This discussion piece covers one of the ideas we have for running contracts in parallel. This idea may or may not be implemented.
eosio blockchains have a much higher transaction throughput than other public blockchains which execute smart contracts. Performance has improved greatly since the initial release and continues to advance, even though the transactions have a serial execution model. This serial model will eventually limit further improvement; eosio needs a parallel model to move forward. This ESR covers one of the ideas we're considering.
Some of the potential approaches to parallel scaling include:
- Execute transactions from a single chain in parallel while checking for conflicts (e.g. accessing the same data)
- Side chains and sister chains. Applications which deal with multiple chains need some way
of coordinating between the chains.
- Proof-based IBC. Contracts verify proofs about events which happen on other chains. This can rely on the Merkle roots embedded in block headers.
- Oracle-based IBC. Contracts may opt in to trusting oracles which attest to events on other chains.
- Named Regions. This ESR uses the term "regions" to mean side chains which share a common block log. The block log keeps the regions synchronized with each other and may help form the communication channel between them.

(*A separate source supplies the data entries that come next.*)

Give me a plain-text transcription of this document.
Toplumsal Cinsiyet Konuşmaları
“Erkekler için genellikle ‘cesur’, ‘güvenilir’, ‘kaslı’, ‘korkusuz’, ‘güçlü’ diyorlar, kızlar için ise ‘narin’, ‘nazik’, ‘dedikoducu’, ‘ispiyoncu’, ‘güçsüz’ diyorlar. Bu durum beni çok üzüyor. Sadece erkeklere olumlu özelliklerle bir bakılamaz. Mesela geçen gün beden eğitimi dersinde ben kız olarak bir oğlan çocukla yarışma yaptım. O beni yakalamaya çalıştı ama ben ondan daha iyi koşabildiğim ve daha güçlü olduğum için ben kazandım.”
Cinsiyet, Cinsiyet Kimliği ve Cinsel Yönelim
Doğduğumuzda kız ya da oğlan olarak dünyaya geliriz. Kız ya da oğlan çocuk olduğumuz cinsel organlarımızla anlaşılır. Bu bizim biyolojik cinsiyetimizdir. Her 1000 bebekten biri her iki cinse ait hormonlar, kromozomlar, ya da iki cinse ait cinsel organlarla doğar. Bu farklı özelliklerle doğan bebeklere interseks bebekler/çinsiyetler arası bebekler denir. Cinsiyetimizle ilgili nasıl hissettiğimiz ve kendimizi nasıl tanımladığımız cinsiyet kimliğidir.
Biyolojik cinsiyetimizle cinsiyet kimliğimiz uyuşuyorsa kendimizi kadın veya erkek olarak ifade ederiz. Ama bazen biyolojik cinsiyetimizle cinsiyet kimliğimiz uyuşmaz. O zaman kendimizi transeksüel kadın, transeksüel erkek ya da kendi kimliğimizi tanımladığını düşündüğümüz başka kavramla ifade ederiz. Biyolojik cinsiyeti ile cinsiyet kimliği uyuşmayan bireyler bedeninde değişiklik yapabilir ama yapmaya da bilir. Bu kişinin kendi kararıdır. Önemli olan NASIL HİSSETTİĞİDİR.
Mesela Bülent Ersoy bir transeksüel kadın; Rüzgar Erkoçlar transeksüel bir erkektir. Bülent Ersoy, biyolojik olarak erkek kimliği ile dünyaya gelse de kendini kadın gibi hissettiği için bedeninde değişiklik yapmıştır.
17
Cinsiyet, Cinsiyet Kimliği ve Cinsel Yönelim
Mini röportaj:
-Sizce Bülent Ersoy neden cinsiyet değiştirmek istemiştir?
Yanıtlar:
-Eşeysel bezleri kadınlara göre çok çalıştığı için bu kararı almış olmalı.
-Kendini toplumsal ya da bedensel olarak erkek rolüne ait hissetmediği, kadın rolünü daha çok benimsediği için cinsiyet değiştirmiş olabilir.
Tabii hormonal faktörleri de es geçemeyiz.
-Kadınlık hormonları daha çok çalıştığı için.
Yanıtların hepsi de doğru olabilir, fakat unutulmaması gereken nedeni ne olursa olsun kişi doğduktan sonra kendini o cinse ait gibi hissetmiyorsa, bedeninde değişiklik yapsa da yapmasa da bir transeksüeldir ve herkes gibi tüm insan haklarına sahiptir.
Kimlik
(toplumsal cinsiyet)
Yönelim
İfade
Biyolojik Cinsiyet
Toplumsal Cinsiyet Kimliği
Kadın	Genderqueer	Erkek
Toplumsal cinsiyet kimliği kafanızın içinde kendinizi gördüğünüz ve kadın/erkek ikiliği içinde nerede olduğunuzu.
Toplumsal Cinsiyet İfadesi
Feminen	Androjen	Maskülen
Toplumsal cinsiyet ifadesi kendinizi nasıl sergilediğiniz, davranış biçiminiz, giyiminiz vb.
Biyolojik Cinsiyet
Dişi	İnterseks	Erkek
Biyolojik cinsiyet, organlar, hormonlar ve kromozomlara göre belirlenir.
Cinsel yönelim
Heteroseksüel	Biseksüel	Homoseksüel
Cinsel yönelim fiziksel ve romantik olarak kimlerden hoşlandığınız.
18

This ESR discusses named regions.
Suppose we have a system with these properties:
- A single block holds the transactions for a set of named regions. This allows the regions to operate in lock-step, even during forks.
- Regions can't access each others' state; this allows them to execute in parallel.
To reduce load on validating nodes, and to limit network needs for these nodes, let's add these properties:
- A node can choose to validate a particular subset of the regions and ignore the rest.
- Subsets of regions can be extracted from blocks.
- If a region doesn't have any transactions for a particular block and it doesn't have any incoming messages to queue (see IRC), then that region doesn't have to execute. We could exempt a main region from this to enable bookkeeping activities, such as onblock.
This system would create, in effect, a system of side chains under the control of a common set of producers. Each region could have its own system contract for managing resources. To simplify implementation, each region could also have its own set of base-level accounts. Contracts could provide account portability using the Contract Authentication and Forwarding Authorizations proposals, combined with Inter-Region Communication.
Inter-Region Communication (IRC)
IBC protocols need to deal with forking issues. A chain that's listening for the events of another chain needs to either wait for that event to become irreversible, or deal with it being undone by a fork change. Since regions share a common block history, they don't have to deal with this issue when communicating with each other. Instead, a region can assume that if an event happened on a prior block, it won't be undone. It can assume this because a fork change which undoes that event also undoes the effects it had on the receiving region.
Here are some potential IRC approaches:
- Trusted off-chain oracles forward events between regions. They use TaPoS to keep an event from one fork affecting another. Contracts need to be careful which oracles they trust. If an oracle is compromised, then any contracts that depend on it can also be compromised.
- Untrusted off-chain oracles forward events, along with Merkle proofs. Contracts would have to consume resources verifying these proofs.
- A cache of recent actions (identified by hash) can be asserted to exist from other regions without need of Merkle proofs. To validate this, it is critical that producers run all regions, but non-producers can assume that all asserted hashes are valid and therefore run just a subset of the regions.
- The system could provide message queues. If a contract on region A posts a message to a contract on region B, that message would become available to B on the next block. This isn't a form of deferred transactions. Instead, B would have to poll for messages. Messages would be recorded in blocks to enable nodes to validate subsets of regions.
- A single transaction could have multiple actions, where each action specifies which region it operates on. If an action on any region fails, the whole transaction would be rejected. The content of the whole transaction would be available to each action, allowing actions on one region to verify the appropriate action on another is taking place. A downside is that each transaction forms a synchronization point between regions, probably limiting performance. A potential way to counter this is to have multiple speculative transactions executing in parallel within each region, which are committed only if they don't have conflicting state access.